President Barack Obama on Monday said the U.S.-led coalition is making progress against Islamic State militants in both Iraq and Syria, as he delivered an update on the campaign aimed at reassuring Americans worried about the spread of extremism-fuel terrorism.
“We are hitting ISIL harder than ever,” Obama said, using the shorthand for the Islamic State group. Obama said airstrikes had increased and the coalition had successfully knocked out key figures in the group’s leadership “one by one.”
“The point is, ISIL leaders cannot hide and our next message to them is simple: ‘You are next.'” Obama said.
The tough talk came after Obama met with his top national security advisers at the Pentagon, part of weeklong push to explain his strategy for stopping the Islamic State group abroad and its sympathizers at home. Obama is also slated to attend a briefing at the National Counterterrorism Center later in the week.
After a series of setbacks, the U.S. and its coalition partners have claimed progress recently in wresting back territory from IS and eliminating some of its key leaders in Syria and Iraq. The military has said hundreds of U.S airstrikes in recent days dealt a major blow to IS ranks in the western Iraqi city of Ramadi, which IS seized in May.
But progress in Ramadi, as elsewhere, has been slow, leading to calls in the U.S. and abroad for a tougher U.S. response. Aside from authorizing a small number of special forces, Obama has insisted he won’t budge from his determination not to send in major U.S. ground forces.
Flanked by top military brass, Obama offered some of the first public details about the status of those special forces, ordered before the recent attacks in California and Paris. He said special forces in Syria had started their work helping local groups cut off IS supply lines and put pressure on Raqqa, the unofficial capital of Islamic State group’s “caliphate.”

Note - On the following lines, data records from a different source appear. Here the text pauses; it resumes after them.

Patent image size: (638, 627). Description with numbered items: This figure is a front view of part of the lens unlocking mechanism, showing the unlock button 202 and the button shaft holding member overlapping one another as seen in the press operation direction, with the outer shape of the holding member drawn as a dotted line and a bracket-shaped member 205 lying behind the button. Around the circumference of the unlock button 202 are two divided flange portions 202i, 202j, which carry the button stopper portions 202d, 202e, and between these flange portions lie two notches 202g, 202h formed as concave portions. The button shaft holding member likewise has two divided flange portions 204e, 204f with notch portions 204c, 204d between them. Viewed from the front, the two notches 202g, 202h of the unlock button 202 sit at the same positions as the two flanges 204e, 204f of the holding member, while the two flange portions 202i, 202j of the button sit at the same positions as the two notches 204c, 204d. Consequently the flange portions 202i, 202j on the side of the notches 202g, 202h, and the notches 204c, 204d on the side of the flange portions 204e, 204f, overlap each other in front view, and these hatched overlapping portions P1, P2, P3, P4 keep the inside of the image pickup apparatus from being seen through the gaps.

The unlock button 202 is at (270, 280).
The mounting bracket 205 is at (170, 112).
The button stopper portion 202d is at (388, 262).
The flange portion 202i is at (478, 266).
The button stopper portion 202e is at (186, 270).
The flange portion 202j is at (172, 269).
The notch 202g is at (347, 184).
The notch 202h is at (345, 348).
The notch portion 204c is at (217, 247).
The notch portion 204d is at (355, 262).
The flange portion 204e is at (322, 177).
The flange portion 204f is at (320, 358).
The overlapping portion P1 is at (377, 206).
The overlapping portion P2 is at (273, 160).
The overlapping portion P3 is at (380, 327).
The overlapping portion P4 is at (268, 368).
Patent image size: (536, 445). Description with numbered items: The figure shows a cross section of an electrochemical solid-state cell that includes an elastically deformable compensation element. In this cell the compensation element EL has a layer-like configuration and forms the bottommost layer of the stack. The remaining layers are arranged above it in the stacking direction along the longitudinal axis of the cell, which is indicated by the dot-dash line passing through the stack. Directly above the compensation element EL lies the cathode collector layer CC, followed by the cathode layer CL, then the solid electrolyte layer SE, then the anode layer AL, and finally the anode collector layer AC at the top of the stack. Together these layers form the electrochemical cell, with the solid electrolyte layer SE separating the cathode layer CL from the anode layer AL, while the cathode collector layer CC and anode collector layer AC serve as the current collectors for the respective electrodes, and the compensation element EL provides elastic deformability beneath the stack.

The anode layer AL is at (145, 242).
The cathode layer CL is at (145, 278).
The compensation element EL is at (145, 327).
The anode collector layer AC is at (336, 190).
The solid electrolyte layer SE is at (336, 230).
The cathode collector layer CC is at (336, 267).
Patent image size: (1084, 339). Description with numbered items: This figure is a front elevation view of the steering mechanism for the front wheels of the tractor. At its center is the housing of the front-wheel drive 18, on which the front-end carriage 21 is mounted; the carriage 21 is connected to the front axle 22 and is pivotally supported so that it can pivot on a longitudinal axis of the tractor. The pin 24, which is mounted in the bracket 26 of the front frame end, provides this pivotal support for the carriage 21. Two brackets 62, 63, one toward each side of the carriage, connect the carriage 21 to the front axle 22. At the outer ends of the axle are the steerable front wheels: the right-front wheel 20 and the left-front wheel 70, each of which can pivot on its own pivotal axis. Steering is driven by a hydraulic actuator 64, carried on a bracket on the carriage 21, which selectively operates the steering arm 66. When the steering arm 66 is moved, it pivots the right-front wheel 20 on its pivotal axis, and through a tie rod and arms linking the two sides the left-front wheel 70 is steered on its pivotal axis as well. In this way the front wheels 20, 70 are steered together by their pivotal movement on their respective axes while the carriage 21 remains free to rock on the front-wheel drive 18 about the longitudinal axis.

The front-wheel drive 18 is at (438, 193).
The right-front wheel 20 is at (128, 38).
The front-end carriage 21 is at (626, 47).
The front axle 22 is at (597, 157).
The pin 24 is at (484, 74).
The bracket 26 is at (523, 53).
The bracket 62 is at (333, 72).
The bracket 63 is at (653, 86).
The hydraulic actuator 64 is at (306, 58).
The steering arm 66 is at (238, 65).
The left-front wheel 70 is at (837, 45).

In an effort to encourage coalition allies to contribute more to the fight, Obama said he was dispatching Defense Secretary Ash Carter to the Middle East on Monday.
The high-profile visits to agencies charged with keeping the U.S. safe follow an Oval Office address Dec. 6 that aimed to reassure the public but that critics said failed to do the job.
“The American people are smart enough to know when something is working or not, and it’s obvious that the president’s current strategy isn’t working,” House Majority Leader Kevin McCarthy, R-Calif., said in response to Obama’s appearance at the Pentagon.
As national security takes center stage in the presidential race, Obama is also hoping to draw a contrast with Donald Trump and his inflammatory remarks about Muslims, which the Obama administration has said endangers U.S. national security.
On a conference call Monday with religious leaders, top White House officials pledged vigilance by the Justice Department in pursuing hate crimes and other civil rights violations, calling an attack on any faith an attack on all faiths. Obama’s aides were also holding separate meetings at the White House with Muslim leaders and with Sikh leaders.
The public relations campaign, one week before Christmas, comes as the public is jittery about the specter of extremism after deadly attacks in California and Paris. Seven in 10 Americans rate the risk of an attack in the U.S. as at least somewhat high, according to an Associated Press-GfK poll — a sharp increase from the 5 in 10 who said that in January.
U.S. officials have insisted there are no specific, credible threats to the United States. But the apparent lack of warning before San Bernardino has raised concerns about whether the U.S. has a handle on potential attacks, especially during high-profile times such as the end-of-year holidays.
At the National Counterterrorism Center, which analyzes intelligence at its facility in suburban Virginia, Obama planned to address reporters Thursday after a briefing by intelligence and security agencies on threat assessments. Obama receives a similar briefing each year before the holidays.
Aiming to put a human face on the Syrian refugee issue, Obama is to speak Tuesday at the National Archives Museum, where 31 immigrants from Iraq, Ethiopia, Uganda and 23 other nations will be sworn in as U.S. citizens. Obama planned to use that occasion to reframe the national conversation about immigrants around the country’s founding values of tolerance and freedom.